By declaring a state of emergency, however, the entire bloody matter will fall into President Aquino’s hands. He will have to assume responsibility for whatever outcome might be in store.

The President, it is clear, was not disposed to take decisive responsibility for the matter of ridding a major city of almost 200 battle-hardened MNLF fighters. He had done his part distributing candies, Gatorade and pre-paid phone cards to the troops.

If this thing ends up a complete fiasco, there will at least be Mayor Beng Climaco to blame — never mind that she had no military training whatsoever and definitely no exposure to the finer points of international diplomacy. Never mind that she has her hands full trying to feed 60,000 evacuees straining her city’s resources.

Meanwhile, Indonesia cancelled a conference on the 1996 “final” peace agreement signed by the Philippine government with the MNLF. Indonesia, just to emphasize, acts on behalf of the powerful OIC that collectively guarantees this agreement our present crop of peace negotiators find convenient to ignore.

Even as President Aquino prefers to stay away from the line of command and control, he apparently maintains an unarticulated policy on the Zamboanga situation.

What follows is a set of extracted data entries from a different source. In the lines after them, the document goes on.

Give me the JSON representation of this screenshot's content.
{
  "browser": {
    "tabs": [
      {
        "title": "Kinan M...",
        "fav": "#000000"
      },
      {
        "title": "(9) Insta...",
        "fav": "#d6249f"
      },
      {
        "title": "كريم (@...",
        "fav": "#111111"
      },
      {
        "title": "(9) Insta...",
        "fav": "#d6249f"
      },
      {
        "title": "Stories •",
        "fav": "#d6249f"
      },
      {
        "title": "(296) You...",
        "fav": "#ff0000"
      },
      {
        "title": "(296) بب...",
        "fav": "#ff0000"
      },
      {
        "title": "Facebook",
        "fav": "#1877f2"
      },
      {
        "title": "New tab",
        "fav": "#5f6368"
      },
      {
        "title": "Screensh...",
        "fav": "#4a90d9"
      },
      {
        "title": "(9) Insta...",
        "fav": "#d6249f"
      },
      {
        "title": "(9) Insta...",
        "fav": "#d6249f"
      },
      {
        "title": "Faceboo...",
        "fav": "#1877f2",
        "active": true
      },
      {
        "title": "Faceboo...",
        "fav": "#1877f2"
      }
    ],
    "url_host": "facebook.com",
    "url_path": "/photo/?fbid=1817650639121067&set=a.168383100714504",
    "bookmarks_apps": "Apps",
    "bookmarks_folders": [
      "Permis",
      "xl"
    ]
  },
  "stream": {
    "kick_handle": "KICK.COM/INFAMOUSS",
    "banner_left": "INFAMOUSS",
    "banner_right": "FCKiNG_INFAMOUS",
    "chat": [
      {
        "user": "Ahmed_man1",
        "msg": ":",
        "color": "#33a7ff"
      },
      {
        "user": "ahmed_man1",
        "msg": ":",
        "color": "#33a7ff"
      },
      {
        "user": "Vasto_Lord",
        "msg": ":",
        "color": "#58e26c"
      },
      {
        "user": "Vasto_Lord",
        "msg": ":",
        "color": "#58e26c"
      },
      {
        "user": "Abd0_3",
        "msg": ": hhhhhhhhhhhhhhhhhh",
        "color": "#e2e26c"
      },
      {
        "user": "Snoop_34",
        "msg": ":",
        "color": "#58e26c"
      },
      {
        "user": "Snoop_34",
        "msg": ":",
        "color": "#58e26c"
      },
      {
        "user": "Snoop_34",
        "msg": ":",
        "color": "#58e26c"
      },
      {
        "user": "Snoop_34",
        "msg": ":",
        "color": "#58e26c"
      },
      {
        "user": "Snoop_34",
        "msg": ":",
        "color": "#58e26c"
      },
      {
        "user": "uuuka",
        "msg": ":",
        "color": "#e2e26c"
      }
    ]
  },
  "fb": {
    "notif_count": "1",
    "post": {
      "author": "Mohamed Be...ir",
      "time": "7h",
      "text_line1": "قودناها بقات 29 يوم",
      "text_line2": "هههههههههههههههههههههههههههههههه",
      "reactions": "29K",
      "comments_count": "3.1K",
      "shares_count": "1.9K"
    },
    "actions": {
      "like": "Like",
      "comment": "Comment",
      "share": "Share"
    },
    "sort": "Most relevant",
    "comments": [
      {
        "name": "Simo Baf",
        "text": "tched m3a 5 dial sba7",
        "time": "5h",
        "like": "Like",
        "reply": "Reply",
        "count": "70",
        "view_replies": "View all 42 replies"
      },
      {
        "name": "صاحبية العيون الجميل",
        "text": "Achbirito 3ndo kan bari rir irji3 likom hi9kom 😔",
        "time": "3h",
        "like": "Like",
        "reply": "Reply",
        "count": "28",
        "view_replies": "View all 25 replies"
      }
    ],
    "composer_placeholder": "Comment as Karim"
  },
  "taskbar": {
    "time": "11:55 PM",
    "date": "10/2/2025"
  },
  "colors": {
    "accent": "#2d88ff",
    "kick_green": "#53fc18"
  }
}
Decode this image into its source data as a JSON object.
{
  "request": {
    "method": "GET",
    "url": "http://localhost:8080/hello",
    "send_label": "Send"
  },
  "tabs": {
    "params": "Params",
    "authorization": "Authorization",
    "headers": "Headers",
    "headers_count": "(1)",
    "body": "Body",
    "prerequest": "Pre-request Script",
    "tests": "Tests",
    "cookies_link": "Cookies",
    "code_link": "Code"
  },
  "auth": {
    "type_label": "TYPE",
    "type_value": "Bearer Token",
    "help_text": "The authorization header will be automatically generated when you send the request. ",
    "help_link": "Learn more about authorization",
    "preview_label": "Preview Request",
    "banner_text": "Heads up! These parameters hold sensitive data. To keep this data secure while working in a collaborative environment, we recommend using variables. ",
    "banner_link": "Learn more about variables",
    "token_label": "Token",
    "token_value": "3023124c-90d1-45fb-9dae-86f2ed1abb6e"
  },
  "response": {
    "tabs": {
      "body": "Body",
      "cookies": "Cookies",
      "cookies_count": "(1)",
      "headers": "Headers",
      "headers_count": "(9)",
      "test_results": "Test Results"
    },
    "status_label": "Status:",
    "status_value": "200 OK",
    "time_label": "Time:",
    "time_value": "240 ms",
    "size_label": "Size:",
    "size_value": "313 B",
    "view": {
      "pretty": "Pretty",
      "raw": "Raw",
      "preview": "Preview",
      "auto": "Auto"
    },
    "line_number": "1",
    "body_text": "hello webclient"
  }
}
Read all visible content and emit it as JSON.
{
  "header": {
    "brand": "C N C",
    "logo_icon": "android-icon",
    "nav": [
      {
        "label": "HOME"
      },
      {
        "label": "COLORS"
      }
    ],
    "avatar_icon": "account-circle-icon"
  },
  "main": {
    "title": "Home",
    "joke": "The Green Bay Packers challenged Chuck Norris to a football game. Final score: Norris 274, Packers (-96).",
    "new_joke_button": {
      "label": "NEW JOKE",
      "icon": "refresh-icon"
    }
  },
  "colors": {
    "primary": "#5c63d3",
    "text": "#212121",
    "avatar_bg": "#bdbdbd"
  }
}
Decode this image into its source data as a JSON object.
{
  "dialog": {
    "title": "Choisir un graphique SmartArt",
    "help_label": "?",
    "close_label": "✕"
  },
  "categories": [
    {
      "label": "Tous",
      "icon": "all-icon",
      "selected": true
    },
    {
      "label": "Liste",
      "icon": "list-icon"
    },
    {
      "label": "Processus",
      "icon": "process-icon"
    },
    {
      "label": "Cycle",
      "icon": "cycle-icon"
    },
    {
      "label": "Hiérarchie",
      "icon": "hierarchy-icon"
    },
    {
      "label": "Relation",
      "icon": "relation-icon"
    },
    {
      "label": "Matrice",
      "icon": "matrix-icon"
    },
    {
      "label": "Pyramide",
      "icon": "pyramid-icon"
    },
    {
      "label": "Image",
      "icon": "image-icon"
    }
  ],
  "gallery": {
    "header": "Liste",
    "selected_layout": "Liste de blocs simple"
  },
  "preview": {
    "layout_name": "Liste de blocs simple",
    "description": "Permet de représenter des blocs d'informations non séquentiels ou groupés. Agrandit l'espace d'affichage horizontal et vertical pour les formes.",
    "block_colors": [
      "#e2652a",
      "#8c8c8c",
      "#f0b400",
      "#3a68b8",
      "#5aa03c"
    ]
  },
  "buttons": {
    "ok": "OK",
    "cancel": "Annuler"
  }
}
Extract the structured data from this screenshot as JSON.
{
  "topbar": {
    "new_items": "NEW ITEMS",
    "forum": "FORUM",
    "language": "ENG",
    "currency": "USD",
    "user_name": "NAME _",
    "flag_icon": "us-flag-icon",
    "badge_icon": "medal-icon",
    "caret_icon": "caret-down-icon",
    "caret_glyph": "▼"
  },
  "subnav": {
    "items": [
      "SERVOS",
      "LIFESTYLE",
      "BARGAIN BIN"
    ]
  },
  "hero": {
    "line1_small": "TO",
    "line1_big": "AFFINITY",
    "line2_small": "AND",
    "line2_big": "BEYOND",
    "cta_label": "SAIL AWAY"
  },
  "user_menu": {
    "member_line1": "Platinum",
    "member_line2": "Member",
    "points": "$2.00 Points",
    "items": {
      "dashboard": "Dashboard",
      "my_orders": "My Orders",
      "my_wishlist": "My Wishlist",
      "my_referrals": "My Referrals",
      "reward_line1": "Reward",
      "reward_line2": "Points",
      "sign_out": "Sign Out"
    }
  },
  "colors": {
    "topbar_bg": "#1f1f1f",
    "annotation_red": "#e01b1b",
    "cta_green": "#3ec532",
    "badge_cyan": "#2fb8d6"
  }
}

Over the weekend, Vice President Jejomar Binay managed to get to Nur Misuari on the phone. The MNLF chairman gave a rather predictable condition for a ceasefire: he wants safe passage for his trapped fighters in the city.

By most accounts, Binay brought the matter up with Defense Secretary Voltaire Gazmin. The secretary immediately responded that the President would not approve of that. So the President has the final say after all.

No safe passage, no ceasefire. If there is no ceasefire, the troops will have to battle every inch of the way to recover lost territory until all the MNLF contingent is killed or captured. This is the only scenario left.